Yüz ölçümü 160 kilometre kare olan Paskalya Adası’ndaki keşifleri üzerinden asırlar geçmiş olsa da geçtiğimiz günlerde yeni bir “Moai” heykelinin keşfedildiği ortaya çıkmıştı. Volkanik bir kraterin iç kısmındaki kurumuş bir göl (lagün) yüzeyinde bulunan heykel bu bölgedeki doğal alanları korumak için çalışan bir takım gönüllü araştırmacı tarafından şans eseri bulundu. Yatar bir pozisyondan göklere doğru bakmakta olan heykel, konumunun sadece yakın zamanda kurumaya başlamış oluşu ve rakımı da yüksek olan bir krater gölü olmasından dolayı ardında bazı soru işaretleri bıraktı.

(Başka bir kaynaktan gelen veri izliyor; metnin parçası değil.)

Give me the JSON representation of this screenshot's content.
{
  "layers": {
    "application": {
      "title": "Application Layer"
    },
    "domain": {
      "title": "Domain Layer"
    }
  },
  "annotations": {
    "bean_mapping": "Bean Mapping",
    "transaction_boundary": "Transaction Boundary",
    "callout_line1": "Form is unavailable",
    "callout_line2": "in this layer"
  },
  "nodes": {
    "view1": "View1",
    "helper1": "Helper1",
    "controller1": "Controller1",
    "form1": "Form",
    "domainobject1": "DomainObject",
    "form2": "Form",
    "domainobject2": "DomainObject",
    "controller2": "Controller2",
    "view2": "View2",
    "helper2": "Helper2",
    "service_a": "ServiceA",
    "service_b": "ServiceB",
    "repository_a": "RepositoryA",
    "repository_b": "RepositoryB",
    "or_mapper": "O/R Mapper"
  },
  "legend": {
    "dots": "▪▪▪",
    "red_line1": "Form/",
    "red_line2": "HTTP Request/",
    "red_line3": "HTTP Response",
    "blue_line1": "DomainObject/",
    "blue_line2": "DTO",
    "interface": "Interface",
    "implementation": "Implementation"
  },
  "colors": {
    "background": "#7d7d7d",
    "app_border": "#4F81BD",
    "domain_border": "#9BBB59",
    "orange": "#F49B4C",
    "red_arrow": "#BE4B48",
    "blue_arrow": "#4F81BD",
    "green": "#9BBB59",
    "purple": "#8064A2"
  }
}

İlk paragrafta bahsettiğim ikonikleşmebazlıdurumun en yaygın örneklerinden bir tanesi Paskalya Adası’ndaki “Moai”lerdir, çünkü kafalarına oranla küçük olan vücutları bu heykellerin Paskalya Adası “Kafaları” veya Paskalya Adası’ndaki Kafalar olarak anılmasına sebep olmaktadır. Evet, “vücutlarına" oranla çok büyük kafalara sahip olan bu heykellerin çok büyük bir kısmı neredeyse baş kısımlarına kadar gömülü oldukları için yaygın olarak böyle tanınmaktalardır. Ancak çevreleri kazılmış halde görülen daha nadir fotoğrafları olan ya da bir müzeye taşınarak tam vücutlarıyla sergilenen heykellerin detaylıca oyulmuş tam birer vücuda sahip olduğu görülebilir. Çömelmiş pozisyonda duran bu heykellerin sırt kısımlarında işlemeler olması da yaygın bir özelliktir. Sembolize ettikleri konseptler hakkında farklı görüşler olsa da bu adada belli başlı inançları olan ve teknik açıdan gelişmiş bir kapasiteye sahip bir medeniyetin yaşamış olduğu aşikâr.